First, call myip_check_mc to check the multicast datagram and match the multicast address from the struct in_device of the network device interface. If the multicast address does not match, this is not the multicast packet we want to receive, discard. If an IGMP Packet exists, the next check is performed. If this packet is an IGMP packet, it is received. Otherwise, check the filtering mechanism set by this multicast group in our struct in_device, if the source address of the datagram is in our Filter list, it is discarded; otherwise, it is received.
If the packet is received, call myip_route_input_mc to find the multicast input route. This is a function specially set for multicast. The first step is to check the validity of the datagram source address, that is, the source address cannot be a multicast address, a broadcast address, or a loop address. At the same time, the datagram must be an Internet Protocol package (eth_p_ip ). If the source address is 0, only the value between 224.0.0.0-224.0.0.255 and 224.0.0.255 can be transmitted only in the subnetwork of the sending host, but not through the router .) The system can select a source address with the scope rt_scope_link. Otherwise, an error occurs.
After verifying the validity of the source address, we create a route entry, that is, the struct rtable. The rt_type value of this route entry is rtn_multicast, indicating this multicast route. For multicast packets received locally, we set the receiving function to myip_local_deliver.
With this route entry, we can call myip_local_deliver to continue to receive the process. This part of the process has been described many times before, so it is a little simpler, just pay attention to the unique multicast. Similarly, after myip_local_deliver_finish, first check whether there is a raw socket to receive this multicast package. Then, according to the protocol field in the IP header, call the receiving function of the corresponding protocol. We are using a UDP multicast packet, so we call myudp_rcv.
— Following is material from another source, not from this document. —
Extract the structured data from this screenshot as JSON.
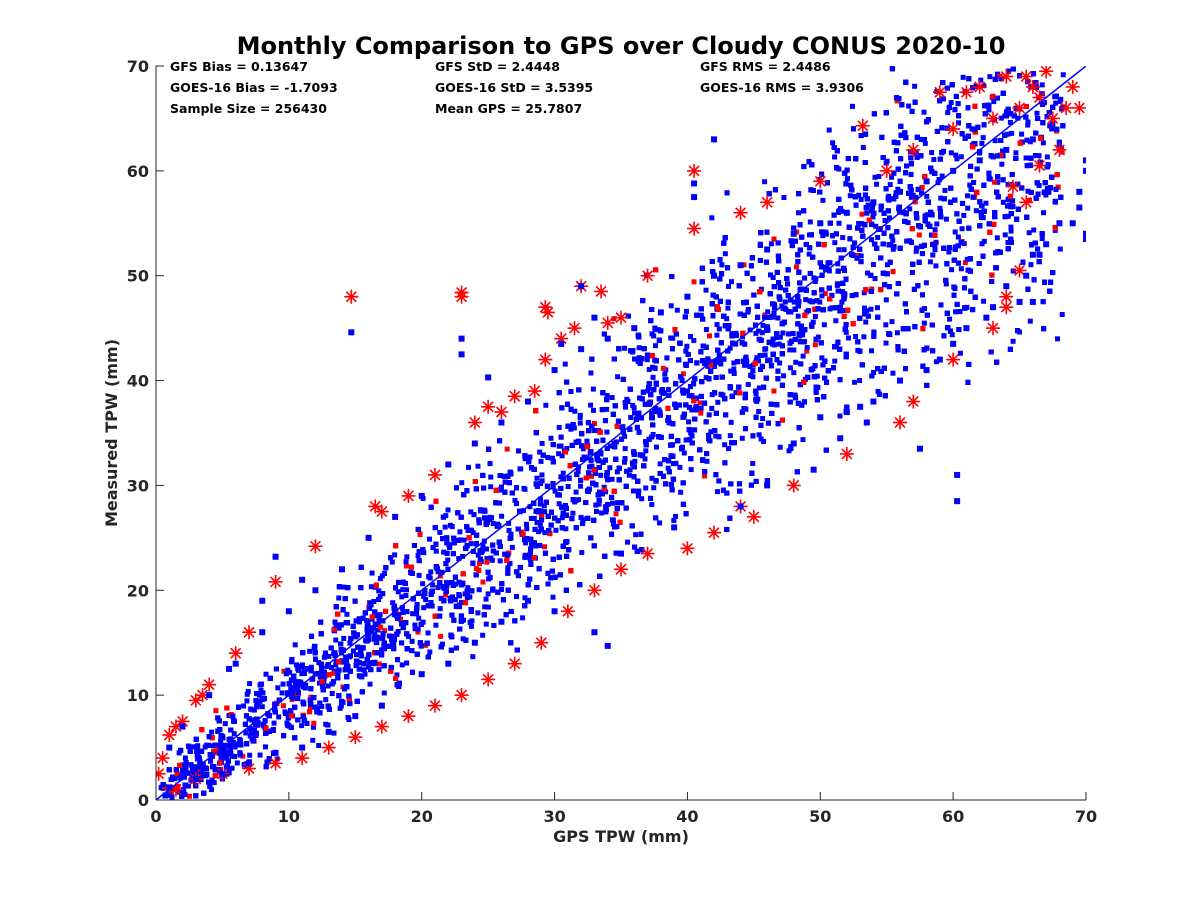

Myudp_rcv first checks the route entry member rt_flags. if it finds that it has rtcf_broadcast or rtcf_multicast, it will not go through the regular match from myudp_hash to find the socket, put the datagram into the receiving queue. Instead, call the myudp_v4_mcast_deliver function, which is used to receive UDP multicast data packets. It first determines the location in the mydup_hash hash table based on the destination port and then traverses the linked list. Compared with normal UDP datagram reception, it has an additional filtering check, that is, find the ip_mc_socklist item corresponding to the group to which the datagram belongs in the mc_list Member of the socket struct, and view its filtering configuration, check whether the source address of the datagram is in the filter list. If not, the data is placed in the receiving queue of the socket to receive multicast data packets. It seems that you have to work hard !!